1894 - 1984 / France

 

Issu d'une famille d'agriculteurs, Émile Ratier est mobilisé à Montauban en 1914, puis blessé au cours de la Première Guerre mondiale. Il est hospitalisé à diverses reprises, notamment à Drancy, et découvre les monuments de Paris au cours d’une permission. De retour de la guerre, il rejoint la ferme familiale. Cultivateur, il est aussi marchand de bois coupé, puis sabotier.

Déjà tout jeune, Émile Ratier à l’habitude de travailler le bois et de fabriquer ses meubles. Il est aussi très inventif : il élabore entre autres une machine à ouvrir les châtaignes et une autre pour couper les topinambours. Lorsque, à partir de 1960, sa vue baisse progressivement jusqu’à devenir aveugle, il conjugue son amour du bois et son sens de la mécanique pour fabriquer des sculptures mobiles.

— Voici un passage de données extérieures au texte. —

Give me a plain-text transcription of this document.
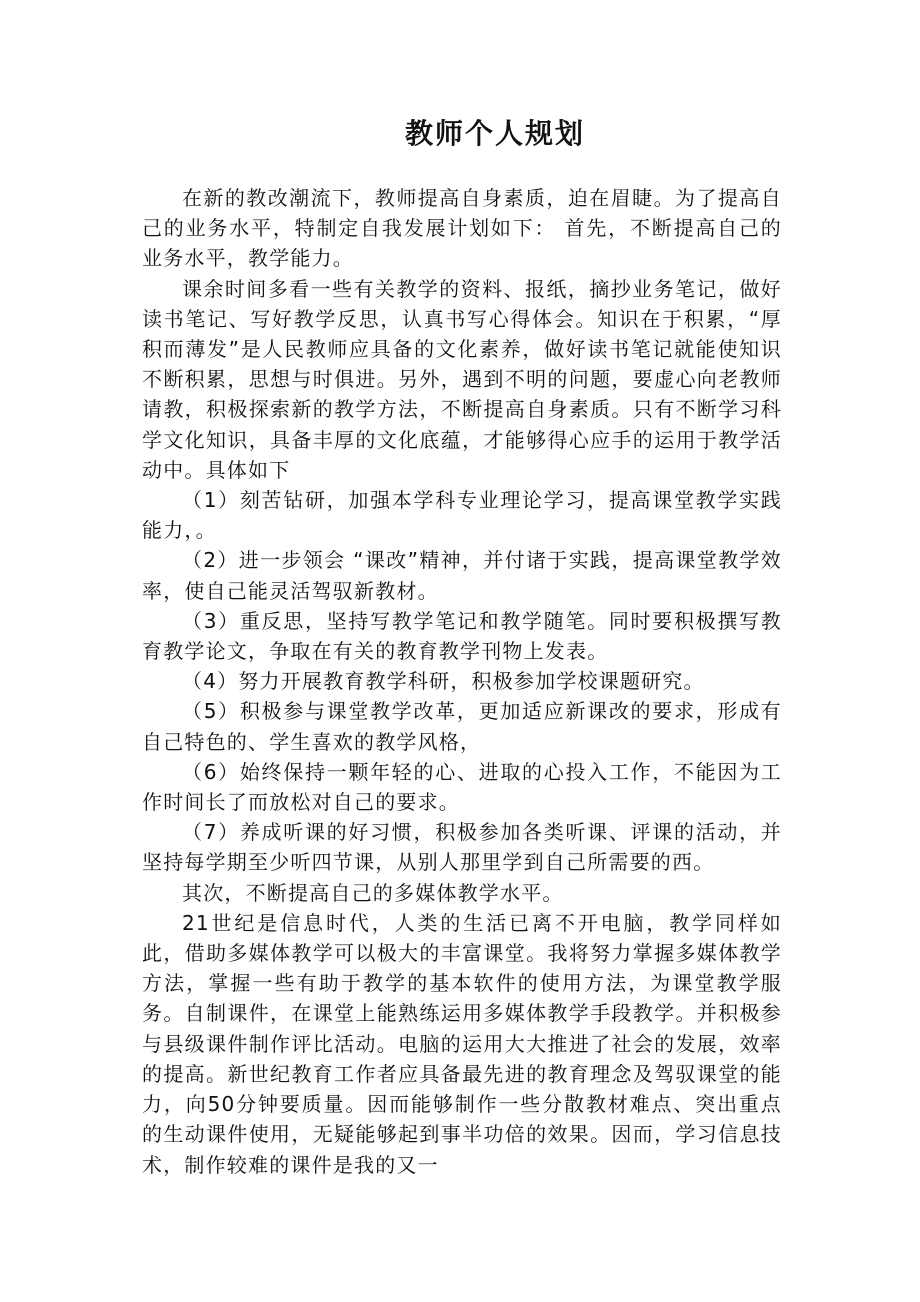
教师个人规划

在新的教改潮流下，教师提高自身素质，迫在眉睫。为了提高自己的业务水平，特制定自我发展计划如下： 首先，不断提高自己的业务水平，教学能力。

课余时间多看一些有关教学的资料、报纸，摘抄业务笔记，做好读书笔记、写好教学反思，认真书写心得体会。知识在于积累，“厚积而薄发”是人民教师应具备的文化素养，做好读书笔记就能使知识不断积累，思想与时俱进。另外，遇到不明的问题，要虚心向老教师请教，积极探索新的教学方法，不断提高自身素质。只有不断学习科学文化知识，具备丰厚的文化底蕴，才能够得心应手的运用于教学活动中。具体如下

（1）刻苦钻研，加强本学科专业理论学习，提高课堂教学实践能力，。

（2）进一步领会 “课改”精神，并付诸于实践，提高课堂教学效率，使自己能灵活驾驭新教材。

（3）重反思，坚持写教学笔记和教学随笔。同时要积极撰写教育教学论文，争取在有关的教育教学刊物上发表。

（4）努力开展教育教学科研，积极参加学校课题研究。

（5）积极参与课堂教学改革，更加适应新课改的要求，形成有自己特色的、学生喜欢的教学风格，

（6）始终保持一颗年轻的心、进取的心投入工作，不能因为工作时间长了而放松对自己的要求。

（7）养成听课的好习惯，积极参加各类听课、评课的活动，并坚持每学期至少听四节课，从别人那里学到自己所需要的西。

其次，不断提高自己的多媒体教学水平。

21世纪是信息时代，人类的生活已离不开电脑，教学同样如此，借助多媒体教学可以极大的丰富课堂。我将努力掌握多媒体教学方法，掌握一些有助于教学的基本软件的使用方法，为课堂教学服务。自制课件，在课堂上能熟练运用多媒体教学手段教学。并积极参与县级课件制作评比活动。电脑的运用大大推进了社会的发展，效率的提高。新世纪教育工作者应具备最先进的教育理念及驾驭课堂的能力，向50分钟要质量。因而能够制作一些分散教材难点、突出重点的生动课件使用，无疑能够起到事半功倍的效果。因而，学习信息技术，制作较难的课件是我的又一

Avec du matériel de récupération, bouts de bois, cagettes, fils de fer, couvercles de boites de conserves, il bricole des constructions animées, notamment inspirées de ses souvenir parisiens, représentant la Tour Eiffel, des autobus, des manèges, des tisserands, des animaux, des bateaux... Ses constructions, conçues pour être touchées et écoutées, fonctionnent avec des manivelles qui actionnent animaux, cloches, balançoires. Les bruits et les grincements lui permettent de vérifier la finition de l’objet ainsi que sa mobilité.

Son atelier est situé dans une grange, à l’arrière de sa ferme. Il y accède par un système de fils de fer suspendus en hauteur, sur lequel il fait glisser sa main.

Alain Bourbonnais découvre son oeuvre à la fin des années 1960, et fait connaître ses productions à Jean Dubuffet qui en acquiert plusieurs.